TL;DR: We have a bunch of EC2 machines in AWS running FreeBSD. AMI from Market, file system is UFS.  We have AWS Backup service taking hourly snapshots of these machines (AMI + EBS snapshots I believe). After a few months of snapshots we had to restore one of them and found out that the file system is corrupted and fsck was not able to recover it. We are going to enable sync in fstab, see if that helps, but it’s hard to know because it is hard to reproduce the problem, and details about how everything works are fuzzy to me.

Longer version:

We use FreeBSD on web servers in AWS. Until January we were doing weekly AMI snapshots by running a script that would shut down the machine, create the AMI, then start the machine back up. Which worked for a long time, but is less than ideal and shutting down production more often than weekly is rude.

At the start of this year we switched to running AWS Backup hourly. It takes snapshots of a running machine without stopping it. I believe it’s the same as creating an AMI and checking the “No reboot” checkbox. It should use the same API call, but I wouldn’t know. We ran a few recovery tests, we read the docs, we confirmed with support, everything looked like it should work with no issues.

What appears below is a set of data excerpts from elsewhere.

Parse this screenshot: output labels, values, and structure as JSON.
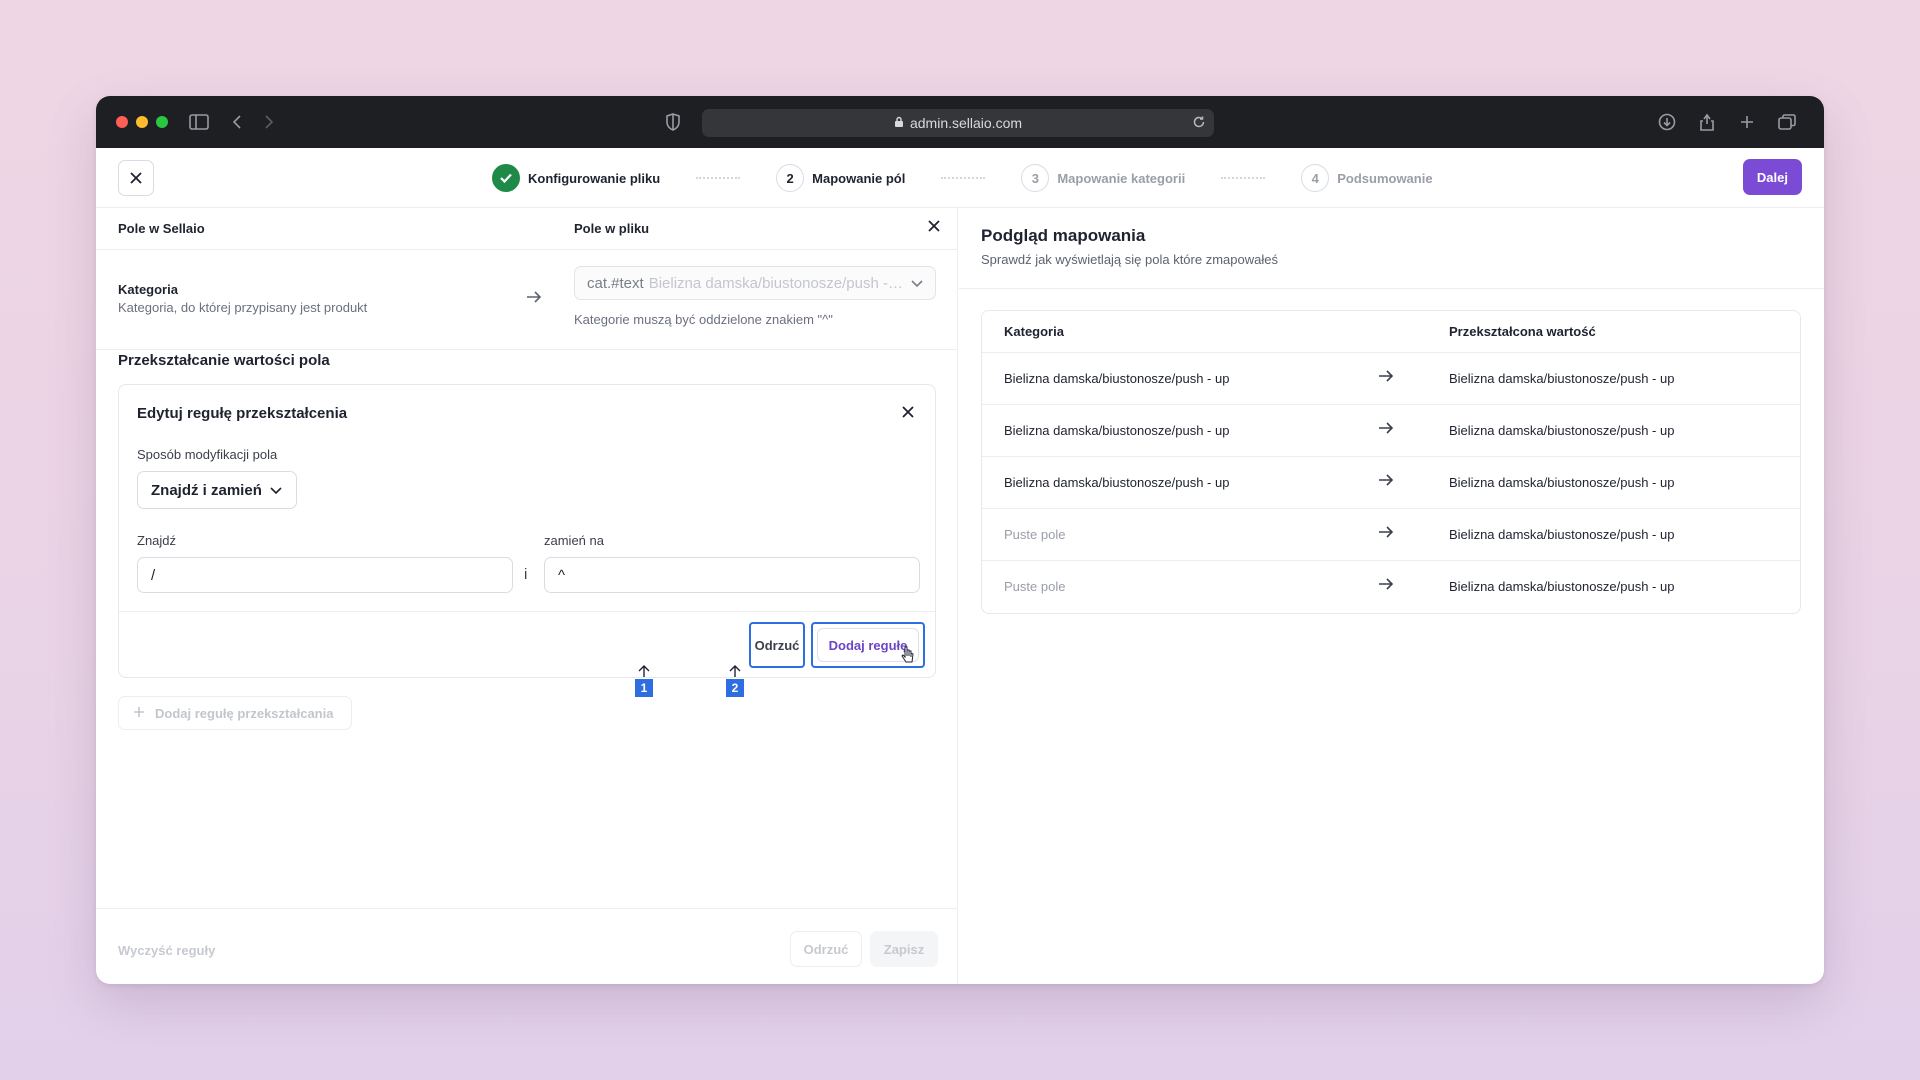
{
  "browser": {
    "url": "admin.sellaio.com",
    "traffic_colors": [
      "#ff5f57",
      "#febc2e",
      "#28c840"
    ]
  },
  "header": {
    "steps": [
      {
        "number": "",
        "label": "Konfigurowanie pliku",
        "state": "done"
      },
      {
        "number": "2",
        "label": "Mapowanie pól",
        "state": "active"
      },
      {
        "number": "3",
        "label": "Mapowanie kategorii",
        "state": "inactive"
      },
      {
        "number": "4",
        "label": "Podsumowanie",
        "state": "inactive"
      }
    ],
    "next_label": "Dalej",
    "accent": "#7b4bd6"
  },
  "left": {
    "col_sellaio": "Pole w Sellaio",
    "col_file": "Pole w pliku",
    "field_title": "Kategoria",
    "field_desc": "Kategoria, do której przypisany jest produkt",
    "file_key": "cat.#text",
    "file_value": "Bielizna damska/biustonosze/push - up",
    "file_hint": "Kategorie muszą być oddzielone znakiem \"^\"",
    "section_title": "Przekształcanie wartości pola",
    "rule": {
      "title": "Edytuj regułę przekształcenia",
      "mode_label": "Sposób modyfikacji pola",
      "mode_value": "Znajdź i zamień",
      "find_label": "Znajdź",
      "replace_label": "zamień na",
      "find_value": "/",
      "replace_value": "^",
      "and_text": "i",
      "reject_label": "Odrzuć",
      "add_label": "Dodaj regułę"
    },
    "markers": [
      "1",
      "2"
    ],
    "add_rule_label": "Dodaj regułę przekształcania",
    "footer": {
      "clear_label": "Wyczyść reguły",
      "reject_label": "Odrzuć",
      "save_label": "Zapisz"
    }
  },
  "right": {
    "title": "Podgląd mapowania",
    "subtitle": "Sprawdź jak wyświetlają się pola które zmapowałeś",
    "col_source": "Kategoria",
    "col_result": "Przekształcona wartość",
    "rows": [
      {
        "source": "Bielizna damska/biustonosze/push - up",
        "result": "Bielizna damska/biustonosze/push - up",
        "empty": false
      },
      {
        "source": "Bielizna damska/biustonosze/push - up",
        "result": "Bielizna damska/biustonosze/push - up",
        "empty": false
      },
      {
        "source": "Bielizna damska/biustonosze/push - up",
        "result": "Bielizna damska/biustonosze/push - up",
        "empty": false
      },
      {
        "source": "Puste pole",
        "result": "Bielizna damska/biustonosze/push - up",
        "empty": true
      },
      {
        "source": "Puste pole",
        "result": "Bielizna damska/biustonosze/push - up",
        "empty": true
      }
    ]
  }
}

A couple of weeks ago the EBS disk on one of the machines failed and we needed to restore it. When we did, it ran fsck on boot (which it didn’t on our previous tests) and failed to recover it, so the machine was effectively dead. I know we can mount the disk on a different machine and recover (some) data, that’s not the point. We tried a few backups going back two weeks, same issue. We tried a few more instances, about 5, all of them ran fsck on boot. A couple were recovered, but it doesn’t matter, it still means it’s not working as we thought. So now we’re effectively running without backups on EC2 instances.

I’m not sure why it happens. Information is sparse and I’m making a lot of assumptions. Basically I believe that the snapshot process is equivalent to cutting off power to the machine and that happens every hour for months. The docs on UFS soft updates say that there’s a small chance of data loss, but since that power-cutting snapshot happens every hour over a time of months, that chance isn’t that small any more. Still, apparently Linux doesn’t have this problem, and everywhere I read it says that data might be lost, but the file system should not be corrupted. And yet fsck isn’t always able to recover it.

As far as I understand, with soft updates and “noasync” in fstab (default), data is flushed to disk about every 30 seconds (according to syncer man page), asynchronously, while metadata is written synchronously. I’m thinking that maybe that’s an issue and turning on sync in fstab might help. On the other hand, the man page for syncer says “It is possible on some systems that a sync(2) occurring simultaneously with a crash may cause file system damage.”, which means it might make it worse? I don’t know.

We were not able to reproduce the problem reliably so that we can test. I’m not sure if or how anyone can help. I just wanted to send this message so that at least some other people are aware that AWS Backup doesn’t play nice with FreeBSD.